John K. Samson’s debut full-length album, Provincial, is a winter treat. The release takes the listener down four paths that run through the province of Manitoba, where Samson resides. It features re-recorded songs as well as new material. Provincial leans on the softer side with some hard-hitting jams thrown in to shake things up a bit. The brassy tones in “Highway 1 East” lead the last one into “Heart Of The Continent,” which acts like a tour of the area, but specifically to a fallen place. Bubbly guitars and light drums bring Samson to reminisce about what appears to be a weekly tradition where he grew up in “Cruise Night.”

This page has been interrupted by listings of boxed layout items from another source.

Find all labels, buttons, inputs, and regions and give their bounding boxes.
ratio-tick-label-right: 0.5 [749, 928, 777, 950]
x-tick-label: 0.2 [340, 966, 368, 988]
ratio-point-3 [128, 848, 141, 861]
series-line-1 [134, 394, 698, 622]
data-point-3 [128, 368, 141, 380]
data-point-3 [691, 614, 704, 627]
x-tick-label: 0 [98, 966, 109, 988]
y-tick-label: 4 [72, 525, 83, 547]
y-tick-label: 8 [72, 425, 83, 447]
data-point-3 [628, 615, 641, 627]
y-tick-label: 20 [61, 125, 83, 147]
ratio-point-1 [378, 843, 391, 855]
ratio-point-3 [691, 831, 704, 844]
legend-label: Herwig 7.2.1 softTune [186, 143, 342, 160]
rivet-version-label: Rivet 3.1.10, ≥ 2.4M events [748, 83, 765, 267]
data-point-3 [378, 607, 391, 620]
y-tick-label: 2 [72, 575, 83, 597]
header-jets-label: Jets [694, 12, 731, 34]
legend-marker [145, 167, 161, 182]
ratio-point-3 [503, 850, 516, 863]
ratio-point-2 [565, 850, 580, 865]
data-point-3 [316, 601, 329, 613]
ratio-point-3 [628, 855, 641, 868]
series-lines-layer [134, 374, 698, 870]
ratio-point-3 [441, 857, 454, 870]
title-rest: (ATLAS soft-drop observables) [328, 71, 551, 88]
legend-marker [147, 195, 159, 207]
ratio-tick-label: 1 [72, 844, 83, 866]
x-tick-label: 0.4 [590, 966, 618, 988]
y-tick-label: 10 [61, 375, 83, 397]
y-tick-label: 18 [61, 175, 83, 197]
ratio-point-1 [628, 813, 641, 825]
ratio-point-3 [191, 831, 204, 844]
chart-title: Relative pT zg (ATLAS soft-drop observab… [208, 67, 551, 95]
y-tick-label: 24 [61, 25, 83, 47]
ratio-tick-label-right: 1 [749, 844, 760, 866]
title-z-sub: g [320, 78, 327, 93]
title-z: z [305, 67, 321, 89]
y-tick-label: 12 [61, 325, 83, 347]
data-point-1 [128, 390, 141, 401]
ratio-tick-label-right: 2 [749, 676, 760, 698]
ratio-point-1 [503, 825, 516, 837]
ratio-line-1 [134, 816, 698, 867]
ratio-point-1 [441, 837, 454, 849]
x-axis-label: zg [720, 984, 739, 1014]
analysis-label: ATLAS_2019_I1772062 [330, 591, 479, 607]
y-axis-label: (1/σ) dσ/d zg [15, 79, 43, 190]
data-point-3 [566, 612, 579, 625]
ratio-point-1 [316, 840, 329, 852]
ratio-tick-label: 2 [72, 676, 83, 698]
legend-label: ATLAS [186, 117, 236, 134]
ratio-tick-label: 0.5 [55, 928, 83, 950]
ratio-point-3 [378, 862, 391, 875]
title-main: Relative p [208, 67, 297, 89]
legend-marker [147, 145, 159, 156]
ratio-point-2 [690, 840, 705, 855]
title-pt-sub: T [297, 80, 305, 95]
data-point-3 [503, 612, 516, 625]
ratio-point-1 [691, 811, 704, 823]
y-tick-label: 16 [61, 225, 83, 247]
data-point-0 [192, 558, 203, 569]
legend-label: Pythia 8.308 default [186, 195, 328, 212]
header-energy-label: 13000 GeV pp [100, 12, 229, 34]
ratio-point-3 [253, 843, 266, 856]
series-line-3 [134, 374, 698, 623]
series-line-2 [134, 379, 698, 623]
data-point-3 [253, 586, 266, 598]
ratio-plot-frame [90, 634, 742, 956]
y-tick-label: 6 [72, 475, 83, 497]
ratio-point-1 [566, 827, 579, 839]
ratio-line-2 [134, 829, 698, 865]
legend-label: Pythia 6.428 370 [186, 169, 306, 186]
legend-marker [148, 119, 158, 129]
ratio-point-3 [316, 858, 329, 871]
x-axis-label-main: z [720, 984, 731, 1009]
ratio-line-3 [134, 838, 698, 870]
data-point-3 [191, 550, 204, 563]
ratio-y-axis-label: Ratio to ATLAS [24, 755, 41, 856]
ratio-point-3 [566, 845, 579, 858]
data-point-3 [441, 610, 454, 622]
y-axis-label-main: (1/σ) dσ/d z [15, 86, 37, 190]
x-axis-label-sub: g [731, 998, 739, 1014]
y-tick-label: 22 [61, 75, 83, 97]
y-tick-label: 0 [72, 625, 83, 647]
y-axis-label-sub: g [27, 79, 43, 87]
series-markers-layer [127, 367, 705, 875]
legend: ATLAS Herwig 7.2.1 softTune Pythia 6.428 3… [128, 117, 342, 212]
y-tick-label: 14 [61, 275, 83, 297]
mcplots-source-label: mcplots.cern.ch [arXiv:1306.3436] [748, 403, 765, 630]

Provincial‘s more energetic songs are much like those of The Weakerthans, which is a change of pace for the down and nostalgic vibe of the release. “When I Write My Master’s Thesis” takes the journey from the town to Samson’s college experience; his lyrics are so visual that you can play out what’s going on in your mind.
Samson’s lyrical style is what makes him stand out among others in the genre. Despite the emotive vocals in “The Last And,” it’s the double bass and piano that truly makes the piece pop. In contrast to its Eastern-sounding cousin, “Highway 1 West” is a warm finish to an overall cold album. “Taps Reversed” finally brings the tour of the town to a close with twinkling keys and peaceful harmonies that are provided with the help of Christine Fellows.
Provincial’s nostalgicfeel is enough to make one look at their own hometown in a different light, and the little things that are easy to miss. John K. Samson hits the nail on the head when it comes to an overall ear-pleasing listen.